Gold will continue to rise as the dollar falls. Oil is in a sideways to down trading range, as Russia increases production and demand falls off. Most commodities will be sideways.

No Fed Rate Cuts This Year

As I have repeatedly said, the Fed will not raise rates this year. Greg Weldon thinks it is more likely they will cut rates, and this week I am beginning to read in several disparate sources that very same speculation. Even BCA (above) noted the possibility of rate cuts. This is far different language than anyone read a few months ago.

What could cause the Fed to cut rates? If their very clear campaign to reflate the economy starts to fail, I think they might get worried and cut. When BCA starts to write about debt deflation, even to tell their clients they don't think it will happen, it raises a lot of eye brows. You can bet the Fed will do everything it can to make sure it does not happen here, as it did in Japan.

And lastly, what do I think about bonds? My crystal ball is becoming increasingly hazy. I am not one for waffling, but there are several competing factors, and I am not sure which wins out.

Don Peters, with one of the best bond management records I know of, thinks long rates are going down, primarily due to deflation. But then he has thought that for a long time. Inflation is low, and by historical levels, long term bonds should be around 4%.

But they are not. The market seems to be unwilling to let long rates drop all that much, as they continue to think in terms of inflation returning. Couple that with foreign investors leaving, and that does not portend well for long bonds.

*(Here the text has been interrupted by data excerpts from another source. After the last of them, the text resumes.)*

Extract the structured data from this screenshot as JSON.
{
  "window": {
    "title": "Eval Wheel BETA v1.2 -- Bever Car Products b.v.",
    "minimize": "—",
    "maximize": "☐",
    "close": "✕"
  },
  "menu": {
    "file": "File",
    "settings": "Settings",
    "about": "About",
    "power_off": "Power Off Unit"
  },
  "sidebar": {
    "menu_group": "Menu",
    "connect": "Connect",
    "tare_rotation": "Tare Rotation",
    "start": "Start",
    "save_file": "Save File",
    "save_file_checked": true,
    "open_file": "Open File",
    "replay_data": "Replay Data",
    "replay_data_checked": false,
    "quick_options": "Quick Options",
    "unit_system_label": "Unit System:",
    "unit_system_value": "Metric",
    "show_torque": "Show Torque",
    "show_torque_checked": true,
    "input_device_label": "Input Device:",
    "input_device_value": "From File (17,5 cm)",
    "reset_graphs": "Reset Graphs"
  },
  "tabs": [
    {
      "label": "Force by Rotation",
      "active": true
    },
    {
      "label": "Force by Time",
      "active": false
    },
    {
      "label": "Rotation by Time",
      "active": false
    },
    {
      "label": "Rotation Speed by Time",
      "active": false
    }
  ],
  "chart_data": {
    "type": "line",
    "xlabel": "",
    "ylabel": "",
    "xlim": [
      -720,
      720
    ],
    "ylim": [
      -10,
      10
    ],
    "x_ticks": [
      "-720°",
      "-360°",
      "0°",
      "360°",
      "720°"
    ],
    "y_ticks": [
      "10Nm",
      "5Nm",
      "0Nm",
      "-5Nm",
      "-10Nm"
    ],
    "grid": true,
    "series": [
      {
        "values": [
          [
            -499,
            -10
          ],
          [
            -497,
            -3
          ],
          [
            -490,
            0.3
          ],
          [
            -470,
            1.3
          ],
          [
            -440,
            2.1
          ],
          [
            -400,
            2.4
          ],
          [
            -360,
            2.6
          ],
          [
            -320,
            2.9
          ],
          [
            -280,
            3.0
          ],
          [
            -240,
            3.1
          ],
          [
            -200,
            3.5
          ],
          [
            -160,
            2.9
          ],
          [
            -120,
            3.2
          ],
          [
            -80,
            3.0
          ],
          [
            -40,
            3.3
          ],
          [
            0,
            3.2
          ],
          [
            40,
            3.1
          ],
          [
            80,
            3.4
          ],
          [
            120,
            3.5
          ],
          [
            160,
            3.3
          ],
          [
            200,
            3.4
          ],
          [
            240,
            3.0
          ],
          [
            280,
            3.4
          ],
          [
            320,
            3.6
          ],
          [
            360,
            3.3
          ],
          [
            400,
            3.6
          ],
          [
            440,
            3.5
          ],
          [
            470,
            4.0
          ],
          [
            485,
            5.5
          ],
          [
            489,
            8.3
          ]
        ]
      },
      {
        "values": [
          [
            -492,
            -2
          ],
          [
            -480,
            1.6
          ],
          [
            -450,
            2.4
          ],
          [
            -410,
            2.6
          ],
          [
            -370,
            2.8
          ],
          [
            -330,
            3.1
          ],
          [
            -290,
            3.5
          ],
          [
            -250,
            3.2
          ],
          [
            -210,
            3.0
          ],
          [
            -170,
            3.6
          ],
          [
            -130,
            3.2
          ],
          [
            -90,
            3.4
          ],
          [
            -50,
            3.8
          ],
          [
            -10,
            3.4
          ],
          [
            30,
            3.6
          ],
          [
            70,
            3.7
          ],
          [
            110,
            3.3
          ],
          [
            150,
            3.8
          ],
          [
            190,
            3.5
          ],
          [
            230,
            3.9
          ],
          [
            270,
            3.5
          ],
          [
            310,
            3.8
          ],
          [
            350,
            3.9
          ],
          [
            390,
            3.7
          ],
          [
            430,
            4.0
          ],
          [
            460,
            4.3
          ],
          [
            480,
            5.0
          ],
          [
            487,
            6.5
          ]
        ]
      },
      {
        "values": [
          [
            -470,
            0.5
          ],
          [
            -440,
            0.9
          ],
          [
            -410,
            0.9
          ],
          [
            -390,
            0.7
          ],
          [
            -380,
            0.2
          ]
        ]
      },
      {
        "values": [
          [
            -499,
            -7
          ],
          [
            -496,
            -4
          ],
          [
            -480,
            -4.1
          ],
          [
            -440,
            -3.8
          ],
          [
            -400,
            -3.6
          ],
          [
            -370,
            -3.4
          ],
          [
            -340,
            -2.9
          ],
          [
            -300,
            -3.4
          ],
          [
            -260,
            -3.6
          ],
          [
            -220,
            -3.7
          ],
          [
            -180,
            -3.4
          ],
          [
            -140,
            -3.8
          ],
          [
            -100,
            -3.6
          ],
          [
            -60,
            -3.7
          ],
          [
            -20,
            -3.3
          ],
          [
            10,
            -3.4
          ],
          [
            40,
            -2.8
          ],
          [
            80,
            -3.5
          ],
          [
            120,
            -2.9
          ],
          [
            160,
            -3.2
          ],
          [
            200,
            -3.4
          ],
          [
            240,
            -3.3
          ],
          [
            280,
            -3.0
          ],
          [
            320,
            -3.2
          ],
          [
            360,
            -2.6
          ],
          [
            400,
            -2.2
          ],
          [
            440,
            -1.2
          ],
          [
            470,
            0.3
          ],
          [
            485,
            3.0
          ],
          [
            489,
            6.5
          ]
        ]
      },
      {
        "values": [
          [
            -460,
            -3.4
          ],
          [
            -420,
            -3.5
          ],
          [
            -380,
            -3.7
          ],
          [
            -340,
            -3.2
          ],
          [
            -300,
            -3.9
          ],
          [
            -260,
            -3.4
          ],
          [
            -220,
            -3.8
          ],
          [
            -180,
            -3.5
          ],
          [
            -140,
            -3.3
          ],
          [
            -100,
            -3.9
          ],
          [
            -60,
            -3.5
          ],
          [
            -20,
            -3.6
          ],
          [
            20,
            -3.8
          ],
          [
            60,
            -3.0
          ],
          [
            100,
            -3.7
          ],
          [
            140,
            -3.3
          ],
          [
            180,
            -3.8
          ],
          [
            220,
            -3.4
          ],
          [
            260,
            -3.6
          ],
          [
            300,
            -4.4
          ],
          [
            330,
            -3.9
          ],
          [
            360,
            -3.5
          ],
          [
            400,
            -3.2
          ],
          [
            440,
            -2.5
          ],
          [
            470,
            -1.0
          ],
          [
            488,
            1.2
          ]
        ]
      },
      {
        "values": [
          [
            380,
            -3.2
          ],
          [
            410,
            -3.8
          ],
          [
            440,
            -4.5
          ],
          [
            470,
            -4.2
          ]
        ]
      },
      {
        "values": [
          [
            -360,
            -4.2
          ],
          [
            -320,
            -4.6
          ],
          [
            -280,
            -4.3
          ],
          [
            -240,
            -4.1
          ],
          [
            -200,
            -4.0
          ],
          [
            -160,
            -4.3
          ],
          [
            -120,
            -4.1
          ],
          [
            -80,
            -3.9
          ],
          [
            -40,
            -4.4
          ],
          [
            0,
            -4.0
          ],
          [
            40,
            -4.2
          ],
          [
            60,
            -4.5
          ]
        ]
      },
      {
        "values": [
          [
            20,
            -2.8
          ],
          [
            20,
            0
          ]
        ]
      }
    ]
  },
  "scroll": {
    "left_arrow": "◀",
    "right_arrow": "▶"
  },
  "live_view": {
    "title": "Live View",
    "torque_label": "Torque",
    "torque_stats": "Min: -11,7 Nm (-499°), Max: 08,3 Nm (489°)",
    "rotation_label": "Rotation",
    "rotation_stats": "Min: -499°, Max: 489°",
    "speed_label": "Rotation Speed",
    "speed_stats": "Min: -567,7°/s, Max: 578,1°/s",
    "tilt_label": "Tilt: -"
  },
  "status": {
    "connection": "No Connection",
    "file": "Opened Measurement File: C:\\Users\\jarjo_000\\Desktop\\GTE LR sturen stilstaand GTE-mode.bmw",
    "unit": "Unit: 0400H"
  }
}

But the Fed wants long rates to drop, and in a rational world, they should be lower because inflation is now below 1%. Will US investors plow into bonds as they leave stocks? Remember, however, the markets can be irrational longer than you have money. In the 50's, rates stayed lower than they should have for quite a long time as investors did not fear inflation, and kept investing in bonds as if deflation would return. Habit can be a hard thing to break.

One place I am bullish is high yield bonds. They are now at the highest levels in a decade. As they snap back, I think there will be some good opportunities. My favorite high yield bond timer, Steve Blumenthal of CGM, has had his clients (and mine) safely in money markets for many weeks and avoided the recent collapse in high yield bond funds. For more information on CGM, you can call Wayne Anderson in my office at 800-829-7273.

Birthday Happenings

Tomorrow my twin daughters, Abigail and Amanda, turn 17. It seems like yesterday we picked them up from the airport on a flight from Korea. At six months old, they were still smaller than my two oldest daughters at birth. They are still smaller, barely topping 4'10". But they are a large part of my heart. And beautiful, I might add. Hopefully, we will get all 7 kids to come home and celebrate with us. Things will be busy and fun at the Mauldin home this weekend.

Last week's letter brought an unusual amount of mail. I always read your letters, even if I cannot respond to everyone, and I try to answer as many as I can. I really enjoy hearing from you. Have a great week, and stay cool.